Fig.3 (a) Design with Poor Partition Boundary (b) Simplified Partition Boundary
A design partition with expansive partition boundary is shown above in Fig.3 (a) which can be simplified by minimizing the partition boundary as shown in Fig.3 (b). Partition quality of this design can be further improved, by adding registers to one or both sides of the cross-partition path subject to functionality adherence.
b) If interconnects across partitions are in same clock domain, partition boundary can also be simplified using I/O muxing approach which involves multiplexing a number of interconnect signals on a single interconnect pin.
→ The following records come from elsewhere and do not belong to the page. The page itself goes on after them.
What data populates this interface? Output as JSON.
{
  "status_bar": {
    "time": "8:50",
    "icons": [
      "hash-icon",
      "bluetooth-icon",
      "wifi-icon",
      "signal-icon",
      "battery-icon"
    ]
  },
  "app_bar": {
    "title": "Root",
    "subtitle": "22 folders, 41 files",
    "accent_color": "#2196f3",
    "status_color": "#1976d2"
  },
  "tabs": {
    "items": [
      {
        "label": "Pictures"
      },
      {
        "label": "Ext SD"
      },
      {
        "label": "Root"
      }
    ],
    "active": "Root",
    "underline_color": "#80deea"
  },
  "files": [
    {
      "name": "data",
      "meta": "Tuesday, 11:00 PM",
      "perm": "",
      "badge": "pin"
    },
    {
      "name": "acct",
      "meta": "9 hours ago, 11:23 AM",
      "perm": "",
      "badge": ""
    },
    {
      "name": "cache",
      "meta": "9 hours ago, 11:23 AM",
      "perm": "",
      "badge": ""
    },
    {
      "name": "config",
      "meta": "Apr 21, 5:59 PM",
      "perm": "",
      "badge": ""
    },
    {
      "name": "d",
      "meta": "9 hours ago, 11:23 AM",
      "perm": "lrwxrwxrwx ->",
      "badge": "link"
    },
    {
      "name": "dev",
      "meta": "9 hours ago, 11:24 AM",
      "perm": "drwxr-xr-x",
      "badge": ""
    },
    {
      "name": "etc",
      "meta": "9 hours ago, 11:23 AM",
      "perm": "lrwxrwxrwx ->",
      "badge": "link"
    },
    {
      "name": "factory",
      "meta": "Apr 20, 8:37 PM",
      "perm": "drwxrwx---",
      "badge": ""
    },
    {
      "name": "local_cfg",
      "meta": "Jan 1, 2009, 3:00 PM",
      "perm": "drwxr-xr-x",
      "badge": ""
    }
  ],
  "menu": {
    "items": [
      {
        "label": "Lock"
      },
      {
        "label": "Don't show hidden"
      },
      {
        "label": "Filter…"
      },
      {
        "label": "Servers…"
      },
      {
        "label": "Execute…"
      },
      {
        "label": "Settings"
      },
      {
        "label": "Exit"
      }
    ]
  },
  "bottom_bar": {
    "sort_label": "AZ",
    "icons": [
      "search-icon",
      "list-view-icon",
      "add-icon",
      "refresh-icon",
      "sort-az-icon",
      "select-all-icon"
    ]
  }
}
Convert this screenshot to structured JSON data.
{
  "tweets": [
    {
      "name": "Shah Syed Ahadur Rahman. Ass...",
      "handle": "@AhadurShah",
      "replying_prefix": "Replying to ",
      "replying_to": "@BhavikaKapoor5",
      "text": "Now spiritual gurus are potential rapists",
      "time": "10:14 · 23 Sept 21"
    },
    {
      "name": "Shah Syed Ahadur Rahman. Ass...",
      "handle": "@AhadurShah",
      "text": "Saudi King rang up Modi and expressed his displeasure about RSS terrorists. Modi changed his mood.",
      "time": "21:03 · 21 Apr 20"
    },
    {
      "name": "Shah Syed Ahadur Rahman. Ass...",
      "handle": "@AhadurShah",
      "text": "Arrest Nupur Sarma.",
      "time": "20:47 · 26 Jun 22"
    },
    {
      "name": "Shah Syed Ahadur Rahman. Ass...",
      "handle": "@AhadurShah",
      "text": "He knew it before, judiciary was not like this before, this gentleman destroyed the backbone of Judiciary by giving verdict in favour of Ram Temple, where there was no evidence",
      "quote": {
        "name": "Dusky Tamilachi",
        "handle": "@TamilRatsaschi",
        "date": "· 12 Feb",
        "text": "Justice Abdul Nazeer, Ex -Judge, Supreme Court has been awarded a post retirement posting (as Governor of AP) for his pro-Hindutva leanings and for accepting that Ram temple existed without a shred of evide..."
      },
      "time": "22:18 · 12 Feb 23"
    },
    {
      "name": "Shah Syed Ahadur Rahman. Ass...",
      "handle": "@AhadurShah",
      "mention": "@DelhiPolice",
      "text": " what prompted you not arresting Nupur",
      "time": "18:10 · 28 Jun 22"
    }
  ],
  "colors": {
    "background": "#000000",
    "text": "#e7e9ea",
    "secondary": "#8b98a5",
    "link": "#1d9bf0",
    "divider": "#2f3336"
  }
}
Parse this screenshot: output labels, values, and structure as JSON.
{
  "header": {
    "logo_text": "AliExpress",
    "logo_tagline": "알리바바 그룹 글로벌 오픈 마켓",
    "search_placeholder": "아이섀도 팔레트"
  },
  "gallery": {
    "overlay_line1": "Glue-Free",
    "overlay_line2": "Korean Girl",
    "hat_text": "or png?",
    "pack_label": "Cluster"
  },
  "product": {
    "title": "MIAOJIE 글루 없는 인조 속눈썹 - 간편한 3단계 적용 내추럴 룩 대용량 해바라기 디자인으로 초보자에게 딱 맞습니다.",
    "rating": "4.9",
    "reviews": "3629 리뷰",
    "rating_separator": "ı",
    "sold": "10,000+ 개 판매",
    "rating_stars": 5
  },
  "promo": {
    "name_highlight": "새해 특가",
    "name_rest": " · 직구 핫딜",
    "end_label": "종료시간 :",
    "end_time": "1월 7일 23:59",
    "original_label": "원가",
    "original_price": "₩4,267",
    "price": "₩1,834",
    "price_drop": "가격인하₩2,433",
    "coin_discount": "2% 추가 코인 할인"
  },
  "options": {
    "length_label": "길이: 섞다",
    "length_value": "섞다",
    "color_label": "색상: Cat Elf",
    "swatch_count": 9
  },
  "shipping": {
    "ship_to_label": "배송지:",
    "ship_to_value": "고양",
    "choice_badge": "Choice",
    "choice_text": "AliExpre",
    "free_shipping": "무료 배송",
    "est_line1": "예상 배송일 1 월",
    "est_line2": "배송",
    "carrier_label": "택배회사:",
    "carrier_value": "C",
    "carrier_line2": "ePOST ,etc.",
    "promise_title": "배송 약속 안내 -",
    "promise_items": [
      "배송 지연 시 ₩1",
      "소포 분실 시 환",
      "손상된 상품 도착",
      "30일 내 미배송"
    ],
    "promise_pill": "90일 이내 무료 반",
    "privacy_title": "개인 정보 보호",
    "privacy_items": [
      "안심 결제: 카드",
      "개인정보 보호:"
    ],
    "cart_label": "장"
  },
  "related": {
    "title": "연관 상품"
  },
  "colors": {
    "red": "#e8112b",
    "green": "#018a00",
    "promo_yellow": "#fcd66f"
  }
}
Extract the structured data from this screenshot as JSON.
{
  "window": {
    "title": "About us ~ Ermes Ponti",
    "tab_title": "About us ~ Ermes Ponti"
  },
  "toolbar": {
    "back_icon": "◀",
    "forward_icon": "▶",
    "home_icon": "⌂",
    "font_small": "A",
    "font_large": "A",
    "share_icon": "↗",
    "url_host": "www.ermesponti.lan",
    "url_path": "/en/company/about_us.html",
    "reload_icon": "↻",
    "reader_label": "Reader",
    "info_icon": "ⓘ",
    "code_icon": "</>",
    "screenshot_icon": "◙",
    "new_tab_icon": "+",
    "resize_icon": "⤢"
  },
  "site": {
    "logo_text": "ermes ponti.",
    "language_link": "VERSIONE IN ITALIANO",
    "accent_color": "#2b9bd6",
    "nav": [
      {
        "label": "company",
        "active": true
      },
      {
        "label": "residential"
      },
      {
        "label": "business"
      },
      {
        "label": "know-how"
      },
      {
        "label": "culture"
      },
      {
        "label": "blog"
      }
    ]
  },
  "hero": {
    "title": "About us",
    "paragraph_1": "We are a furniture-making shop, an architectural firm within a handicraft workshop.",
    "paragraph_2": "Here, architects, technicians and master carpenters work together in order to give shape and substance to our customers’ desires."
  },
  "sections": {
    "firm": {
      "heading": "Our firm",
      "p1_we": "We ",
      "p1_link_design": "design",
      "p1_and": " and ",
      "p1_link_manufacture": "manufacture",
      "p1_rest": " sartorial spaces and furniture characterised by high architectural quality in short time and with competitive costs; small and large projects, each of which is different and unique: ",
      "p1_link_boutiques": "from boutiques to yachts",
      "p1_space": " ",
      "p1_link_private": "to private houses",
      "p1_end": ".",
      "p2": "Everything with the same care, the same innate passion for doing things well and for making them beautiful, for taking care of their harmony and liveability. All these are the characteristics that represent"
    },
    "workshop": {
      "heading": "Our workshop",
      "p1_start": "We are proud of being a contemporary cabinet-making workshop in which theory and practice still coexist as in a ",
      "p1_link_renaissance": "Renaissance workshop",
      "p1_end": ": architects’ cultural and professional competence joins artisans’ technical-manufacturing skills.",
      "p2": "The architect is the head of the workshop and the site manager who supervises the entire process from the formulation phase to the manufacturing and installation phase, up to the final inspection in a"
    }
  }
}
A design with heavy partition boundary is shown below in Fig.4 (a) whose partition boundary can be simplified by using I/O muxing technique as shown in Fig.4 (b).
Fig.4 (a) Expansive Partition Boundary (b) Simplified Partition Boundary
The number of signals that can be multiplexed on a single interconnect pin depends on the frequency requirements of the design as for multiplexing X number of signals on a single pin reduces the maximum achievable frequency for the prototyped design by 1/X times (approx.).
c) Another way to minimize connections between partitions is to avoid using combinational “glue logic” between partitions by moving the logic to the partition at one end of the connection to keep more logic paths within one partition. A design is shown below in Fig.5, having glue logic between the partitions, which has a large partition boundary on the side of partition B.
Fig.5 Design with Glue Logic between the Partitions
Now, the connections between the partitions can be minimized by moving the glue logic to partition B, as there are fewer connections on the side of partition A, which is shown below in Fig.6.
Fig.6 Design with Minimized Partition Boundary
Clearly, there are fewer I/O connections between partitions A and C than between partitions A and B which was shown earlier.
Thus, by adhering to these simple guidelines for prototyping of relatively complex designs, we can decide the partition boundary, the number of partitions required, the type of device to be used as well as feasibility at an early stage of execution. It is rather beneficial to spend few hours in analyzing these attributes and coming to a decision at an early phase of the design than hitting a dead end in the execution phase and end up wasting crucial execution time.